Thursday, May 10, 2007

“31 Billion Barrels here and 31 Billion barrels there, and pretty soon you’re talking real Oil.”

The world consumes over 31 Billion barrels of Oil per year, and demand has been growing at nearly 2% per year. During this decade, the world will consume an amount of oil equal to all of the Oil in Iran, Iraq, and Kuwait, and perhaps Mexico as well.
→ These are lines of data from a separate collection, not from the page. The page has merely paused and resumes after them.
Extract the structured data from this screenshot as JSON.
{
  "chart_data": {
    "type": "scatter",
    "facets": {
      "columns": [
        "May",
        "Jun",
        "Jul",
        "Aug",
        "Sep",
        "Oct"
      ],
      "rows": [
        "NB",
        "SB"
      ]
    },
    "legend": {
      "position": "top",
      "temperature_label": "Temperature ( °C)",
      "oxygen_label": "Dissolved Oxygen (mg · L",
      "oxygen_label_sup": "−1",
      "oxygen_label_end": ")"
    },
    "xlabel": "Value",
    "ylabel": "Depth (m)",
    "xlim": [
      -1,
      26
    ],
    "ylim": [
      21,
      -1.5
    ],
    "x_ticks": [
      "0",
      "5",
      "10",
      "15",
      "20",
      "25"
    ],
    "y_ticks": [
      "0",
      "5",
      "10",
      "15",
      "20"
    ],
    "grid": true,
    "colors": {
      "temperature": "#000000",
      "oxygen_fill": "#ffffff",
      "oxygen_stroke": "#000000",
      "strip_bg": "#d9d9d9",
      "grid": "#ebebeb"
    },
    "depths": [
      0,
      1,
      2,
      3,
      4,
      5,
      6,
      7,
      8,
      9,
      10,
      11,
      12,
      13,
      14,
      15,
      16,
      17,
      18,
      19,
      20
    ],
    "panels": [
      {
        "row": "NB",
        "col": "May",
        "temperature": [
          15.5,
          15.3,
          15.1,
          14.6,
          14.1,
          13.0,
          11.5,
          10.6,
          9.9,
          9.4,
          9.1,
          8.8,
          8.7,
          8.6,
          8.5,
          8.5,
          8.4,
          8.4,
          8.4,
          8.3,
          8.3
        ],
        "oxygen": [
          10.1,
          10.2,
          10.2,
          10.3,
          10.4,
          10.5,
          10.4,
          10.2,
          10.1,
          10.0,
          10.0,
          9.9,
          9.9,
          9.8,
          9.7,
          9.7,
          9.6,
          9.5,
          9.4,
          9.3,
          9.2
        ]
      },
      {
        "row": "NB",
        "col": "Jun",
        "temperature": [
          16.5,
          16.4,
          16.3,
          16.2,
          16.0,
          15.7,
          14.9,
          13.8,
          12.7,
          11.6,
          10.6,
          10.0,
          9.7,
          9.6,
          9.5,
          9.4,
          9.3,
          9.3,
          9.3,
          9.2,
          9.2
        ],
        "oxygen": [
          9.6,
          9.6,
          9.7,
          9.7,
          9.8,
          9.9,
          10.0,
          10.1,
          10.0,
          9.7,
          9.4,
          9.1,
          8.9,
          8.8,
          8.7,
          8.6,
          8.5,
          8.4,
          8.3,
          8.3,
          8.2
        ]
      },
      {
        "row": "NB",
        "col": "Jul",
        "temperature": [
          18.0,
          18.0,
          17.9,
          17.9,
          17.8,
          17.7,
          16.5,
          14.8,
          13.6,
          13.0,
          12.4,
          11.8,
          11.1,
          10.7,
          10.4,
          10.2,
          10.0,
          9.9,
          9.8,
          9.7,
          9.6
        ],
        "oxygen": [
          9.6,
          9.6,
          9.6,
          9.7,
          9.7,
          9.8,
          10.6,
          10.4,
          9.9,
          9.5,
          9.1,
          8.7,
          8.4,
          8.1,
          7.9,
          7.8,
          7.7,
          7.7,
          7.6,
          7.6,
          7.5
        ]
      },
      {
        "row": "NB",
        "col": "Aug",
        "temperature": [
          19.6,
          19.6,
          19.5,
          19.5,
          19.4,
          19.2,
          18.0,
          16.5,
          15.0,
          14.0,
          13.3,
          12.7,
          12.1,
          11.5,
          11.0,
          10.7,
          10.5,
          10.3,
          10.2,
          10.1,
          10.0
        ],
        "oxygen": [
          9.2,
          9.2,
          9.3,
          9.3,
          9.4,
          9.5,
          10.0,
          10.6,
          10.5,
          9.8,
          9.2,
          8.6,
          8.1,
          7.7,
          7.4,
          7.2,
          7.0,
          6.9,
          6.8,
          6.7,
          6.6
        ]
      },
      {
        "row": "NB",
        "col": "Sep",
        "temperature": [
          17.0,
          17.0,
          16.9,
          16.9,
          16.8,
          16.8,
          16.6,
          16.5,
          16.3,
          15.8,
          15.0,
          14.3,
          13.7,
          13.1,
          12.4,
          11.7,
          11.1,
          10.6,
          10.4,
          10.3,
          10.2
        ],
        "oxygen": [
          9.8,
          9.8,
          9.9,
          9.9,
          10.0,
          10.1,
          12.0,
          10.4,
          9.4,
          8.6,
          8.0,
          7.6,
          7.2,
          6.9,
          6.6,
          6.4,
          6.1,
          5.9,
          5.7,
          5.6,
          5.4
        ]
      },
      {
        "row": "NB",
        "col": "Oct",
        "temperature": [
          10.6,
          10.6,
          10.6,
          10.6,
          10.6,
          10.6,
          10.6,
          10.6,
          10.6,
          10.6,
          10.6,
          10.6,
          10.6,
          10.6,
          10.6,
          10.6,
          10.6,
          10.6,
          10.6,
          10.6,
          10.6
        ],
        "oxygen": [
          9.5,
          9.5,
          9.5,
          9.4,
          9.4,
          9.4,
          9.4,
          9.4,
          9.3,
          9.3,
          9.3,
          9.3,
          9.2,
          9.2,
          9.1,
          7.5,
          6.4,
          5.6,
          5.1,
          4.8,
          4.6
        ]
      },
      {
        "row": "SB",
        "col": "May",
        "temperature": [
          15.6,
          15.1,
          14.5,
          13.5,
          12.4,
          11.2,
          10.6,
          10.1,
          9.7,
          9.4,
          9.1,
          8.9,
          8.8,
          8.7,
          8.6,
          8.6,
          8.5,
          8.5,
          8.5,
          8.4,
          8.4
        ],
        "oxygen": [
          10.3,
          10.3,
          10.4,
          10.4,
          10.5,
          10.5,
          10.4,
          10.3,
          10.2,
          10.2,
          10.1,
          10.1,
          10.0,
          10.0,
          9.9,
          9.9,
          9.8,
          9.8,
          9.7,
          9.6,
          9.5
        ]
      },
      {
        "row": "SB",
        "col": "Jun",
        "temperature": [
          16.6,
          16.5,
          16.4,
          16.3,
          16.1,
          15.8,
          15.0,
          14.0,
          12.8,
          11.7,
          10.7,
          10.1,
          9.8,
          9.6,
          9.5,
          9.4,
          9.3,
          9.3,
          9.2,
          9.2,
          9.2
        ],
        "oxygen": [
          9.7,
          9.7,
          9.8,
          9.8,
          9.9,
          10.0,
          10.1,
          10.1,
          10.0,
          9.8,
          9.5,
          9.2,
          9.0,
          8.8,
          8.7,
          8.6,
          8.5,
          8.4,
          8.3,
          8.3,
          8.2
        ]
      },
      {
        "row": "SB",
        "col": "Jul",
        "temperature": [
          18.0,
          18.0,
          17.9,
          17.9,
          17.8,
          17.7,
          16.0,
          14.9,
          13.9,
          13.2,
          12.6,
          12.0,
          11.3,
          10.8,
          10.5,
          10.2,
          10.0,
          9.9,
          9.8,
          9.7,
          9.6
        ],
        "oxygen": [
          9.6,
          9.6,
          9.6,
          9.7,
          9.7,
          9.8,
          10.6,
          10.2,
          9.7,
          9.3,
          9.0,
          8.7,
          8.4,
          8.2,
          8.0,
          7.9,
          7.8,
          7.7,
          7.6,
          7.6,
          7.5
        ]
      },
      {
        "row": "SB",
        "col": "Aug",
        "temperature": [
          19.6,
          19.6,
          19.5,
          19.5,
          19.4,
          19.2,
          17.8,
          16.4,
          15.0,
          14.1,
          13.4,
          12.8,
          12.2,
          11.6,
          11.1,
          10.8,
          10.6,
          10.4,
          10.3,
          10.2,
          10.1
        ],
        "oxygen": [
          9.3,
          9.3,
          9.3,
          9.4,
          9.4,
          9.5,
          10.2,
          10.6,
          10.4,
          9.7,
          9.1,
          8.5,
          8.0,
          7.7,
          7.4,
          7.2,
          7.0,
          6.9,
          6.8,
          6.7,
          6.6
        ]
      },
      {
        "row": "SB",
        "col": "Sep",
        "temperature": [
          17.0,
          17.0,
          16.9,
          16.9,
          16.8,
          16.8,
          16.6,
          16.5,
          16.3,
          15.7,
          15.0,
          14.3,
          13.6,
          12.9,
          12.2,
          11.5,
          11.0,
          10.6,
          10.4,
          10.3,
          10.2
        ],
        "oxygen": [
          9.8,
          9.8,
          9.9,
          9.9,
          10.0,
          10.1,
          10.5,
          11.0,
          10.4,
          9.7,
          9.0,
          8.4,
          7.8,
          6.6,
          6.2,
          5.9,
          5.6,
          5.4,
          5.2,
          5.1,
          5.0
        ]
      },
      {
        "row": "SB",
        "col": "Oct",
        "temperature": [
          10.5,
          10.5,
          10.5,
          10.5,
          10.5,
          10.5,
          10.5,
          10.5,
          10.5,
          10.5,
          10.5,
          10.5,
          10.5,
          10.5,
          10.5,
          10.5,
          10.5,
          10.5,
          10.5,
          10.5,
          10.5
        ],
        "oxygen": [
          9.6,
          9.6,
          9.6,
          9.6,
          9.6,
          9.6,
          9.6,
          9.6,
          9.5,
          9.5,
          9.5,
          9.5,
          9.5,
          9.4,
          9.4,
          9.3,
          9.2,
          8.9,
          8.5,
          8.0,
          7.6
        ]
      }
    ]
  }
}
I mention this because earlier this week I watched the Speaker of the House complain on National Television that we were confronted with insufficient gasoline supplies right before the Memorial Day weekend kickoff to the summer driving season, and “why doesn’t this Administration have a cohesive national energy policy?” I thought to write to and inform Madam Speaker but I recovered my wits. The Speaker knows very well that we HAD a national energy policy – invade Iraq, install a friendly and pecuniary government, award contracts to certain favored oil exploration and production companies, and abscond with Iraq’s oil. It just didn’t work out. Republicans and Democrats alike knew the deal but now it is election season…

That was our policy, and it was simply an extension of the de facto policy of the past 30 years, or since the U.S. Department of Energy was formed. Increase the percentage of imported oil while at the same time misleading the American people with propaganda about “energy independence”. America has only 2 % of the world’s oil reserves, produces 8 % of the world’s oil (which means we are consuming our domestic reserves 4X faster than the rest of the world), and consumes 25 % of the world’s oil production. Can someone tell me how we get to energy independence with that arithmetic? Thankfully, for our politicians anyway, Americans don’t seem to be able to count – at least not yet. I fully believe that their mathematical talents will shine shortly after the first time they drive up to a gas station with a big “NO GAS TODAY” sign; too little, too late.

Americans are in such deep denial about the certainties that face us. Energy consumption is what separates First World nations from their Third World counterparts. Ever shop in a grocery store in the Peruvian countryside? The experience bears no resemblance to grocery shopping in America, today. Will it? As sure as G-d made little green apples. The only question is when, and at 31 Billion barrels per year that “when” just ain’t that far off.